Dos agentes condenados, cinco já morreram – um deles assassinado – e outros 69 ainda estão vivos. Mais de 30 anos depois, ninguém foi preso, em parte graças à manobra das defesas que recorreram de cada uma das sentenças.
Quem comemorou a decisão foi o deputado e terceiro filho de Bolsonaro, Eduardo, que escreveu no Twitter que, com a graça concedida pelo pai, a justiça foi feita a alguns homens que “entraram onde nenhuma mãe permitiria”. aos seus filhos entrarão” para cumprir “a sua missão” contra “algumas das pessoas mais perigosas do país”.
O Ministério Público de São Paulo considera inconstitucional o decreto do último indulto de Natal do presidente Jair Bolsonaro (PL), que perdoa as penas e extingue as condenações de dois policiais militares acusados na Justiça pelo caso conhecido como Massacre do Carandiru, e enviou um representante ao procurador-geral da República (PGR), Antônio Augusto Aras.
O documento é do procurador-geral da Justiça, Mário Luiz Sarrubbo.

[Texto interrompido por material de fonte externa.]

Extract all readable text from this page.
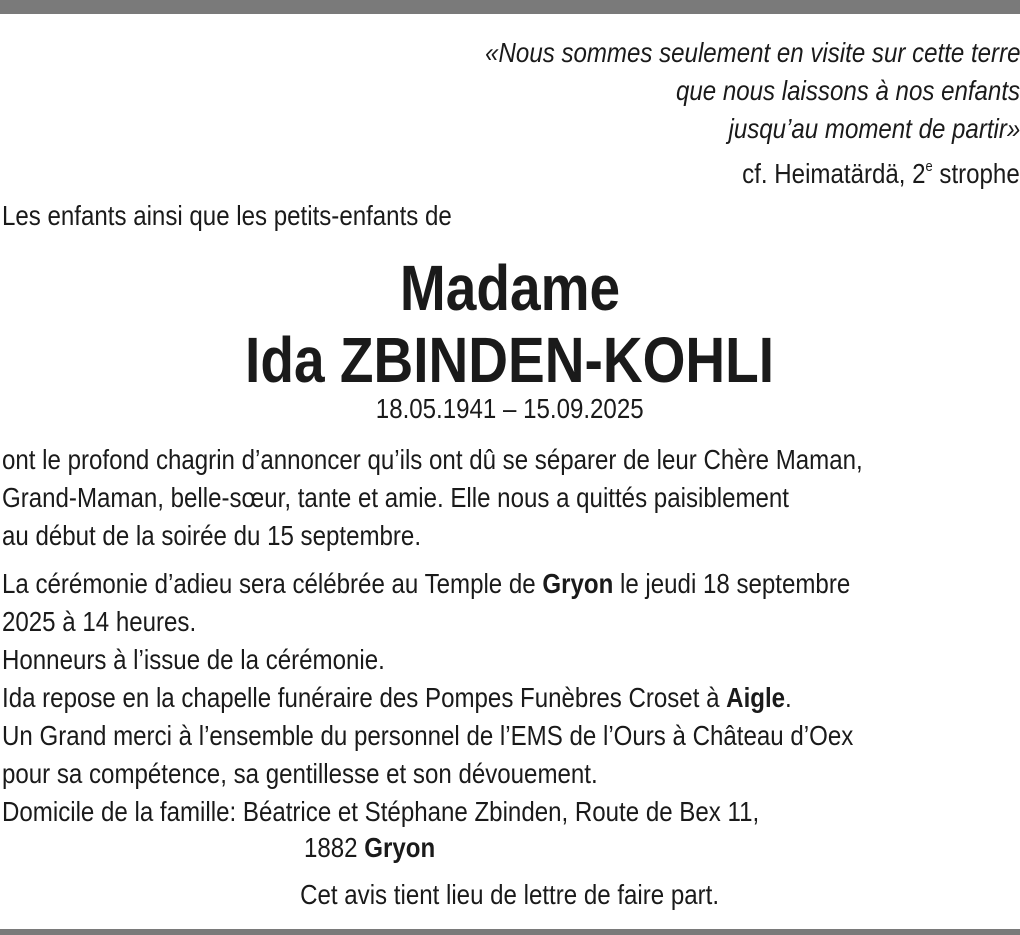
«Nous sommes seulement en visite sur cette terre
que nous laissons à nos enfants
jusqu’au moment de partir»
cf. Heimatärdä, 2e strophe
Les enfants ainsi que les petits-enfants de
Madame
Ida ZBINDEN-KOHLI
18.05.1941 – 15.09.2025
ont le profond chagrin d’annoncer qu’ils ont dû se séparer de leur Chère Maman,
Grand-Maman, belle-sœur, tante et amie. Elle nous a quittés paisiblement
au début de la soirée du 15 septembre.
La cérémonie d’adieu sera célébrée au Temple de Gryon le jeudi 18 septembre
2025 à 14 heures.
Honneurs à l’issue de la cérémonie.
Ida repose en la chapelle funéraire des Pompes Funèbres Croset à Aigle.
Un Grand merci à l’ensemble du personnel de l’EMS de l’Ours à Château d’Oex
pour sa compétence, sa gentillesse et son dévouement.
Domicile de la famille: Béatrice et Stéphane Zbinden, Route de Bex 11,
1882 Gryon
Cet avis tient lieu de lettre de faire part.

“A concessão do indulto é incompatível com o disposto na Convenção Americana de Direitos Humanos promulgada pelo Decreto nº 678, de 6 de novembro de 1992, razão pela qual requer a Vossa Excelência a adoção de medidas urgentes em face de duas ordens controversas por incompatibilidade com ou o artigo 5º, § 3º, da Constituição Federal, e as normas acima indicadas da Convenção Americana de Direitos Humanos, por ação direta de inconstitucionalidade ou arguição de violação de preceito fundamental”, afirma o ofício.